As autoridades dos Países Baixos não estabeleceram um único mecanismo vinculativo de salvaguarda de direitos humanos ou de controlo independente, nem investigaram alegadas violações de direitos humanos enquanto apoiavam as autoridades de Curaçau. O Secretário de Estado responsável declarou repetidamente que estas autoridades não têm qualquer obrigação de o fazer, porque o seu governo considera que a política de migração e possíveis abusos cometidos são da responsabilidade de Curaçau.
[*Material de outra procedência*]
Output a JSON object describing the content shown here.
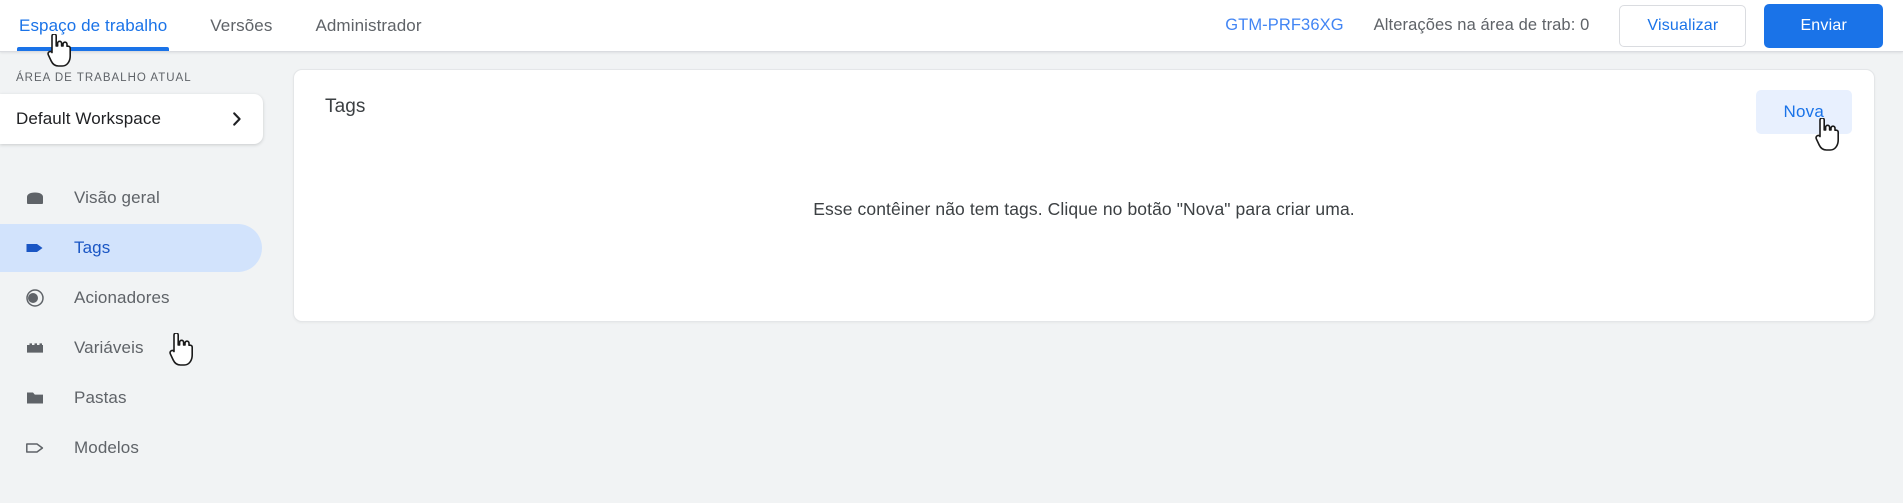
{
  "topbar": {
    "tabs": [
      {
        "label": "Espaço de trabalho",
        "active": true
      },
      {
        "label": "Versões",
        "active": false
      },
      {
        "label": "Administrador",
        "active": false
      }
    ],
    "container_id": "GTM-PRF36XG",
    "changes_text": "Alterações na área de trab: 0",
    "preview_button": "Visualizar",
    "submit_button": "Enviar",
    "accent_color": "#1a73e8",
    "link_color": "#4285f4"
  },
  "sidebar": {
    "workspace_label": "ÁREA DE TRABALHO ATUAL",
    "workspace_name": "Default Workspace",
    "chevron_icon": "chevron-right-icon",
    "items": [
      {
        "label": "Visão geral",
        "icon": "overview-box-icon",
        "active": false
      },
      {
        "label": "Tags",
        "icon": "tag-filled-icon",
        "active": true
      },
      {
        "label": "Acionadores",
        "icon": "trigger-circle-icon",
        "active": false
      },
      {
        "label": "Variáveis",
        "icon": "variables-brick-icon",
        "active": false
      },
      {
        "label": "Pastas",
        "icon": "folder-icon",
        "active": false
      },
      {
        "label": "Modelos",
        "icon": "template-tag-outline-icon",
        "active": false
      }
    ],
    "active_bg": "#d2e3fc",
    "active_fg": "#1a56c4"
  },
  "main": {
    "card_title": "Tags",
    "new_button": "Nova",
    "empty_message": "Esse contêiner não tem tags. Clique no botão \"Nova\" para criar uma.",
    "new_button_bg": "#e8f0fe",
    "new_button_fg": "#1a73e8"
  },
  "cursors": [
    {
      "name": "pointer-over-workspace-tab"
    },
    {
      "name": "pointer-over-tags-nav"
    },
    {
      "name": "pointer-over-nova-button"
    }
  ]
}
No entanto, a Amnistia Internacional considera que a obrigação internacional de respeitar e proteger os direitos humanos também se aplica aos Países Baixos quando apoia as autoridades de Curaçau. É evidente que as suas autoridades não cumpriram esta obrigação, tendo assim contribuído para um sistema de abusos.
A Amnistia Internacional apela às autoridades de Curaçau para que garantam os direitos dos requerentes de asilo venezuelanos, através da criação de um procedimento de asilo que cumpra as normas internacionais. Devem pôr fim à detenção de menores e à separação de famílias, e não deter adultos, exceto como último recurso. Devem também conduzir investigações rápidas, exaustivas, imparciais e independentes sobre todas as alegações de violações de direitos humanos cometidas durante a detenção ou custódia.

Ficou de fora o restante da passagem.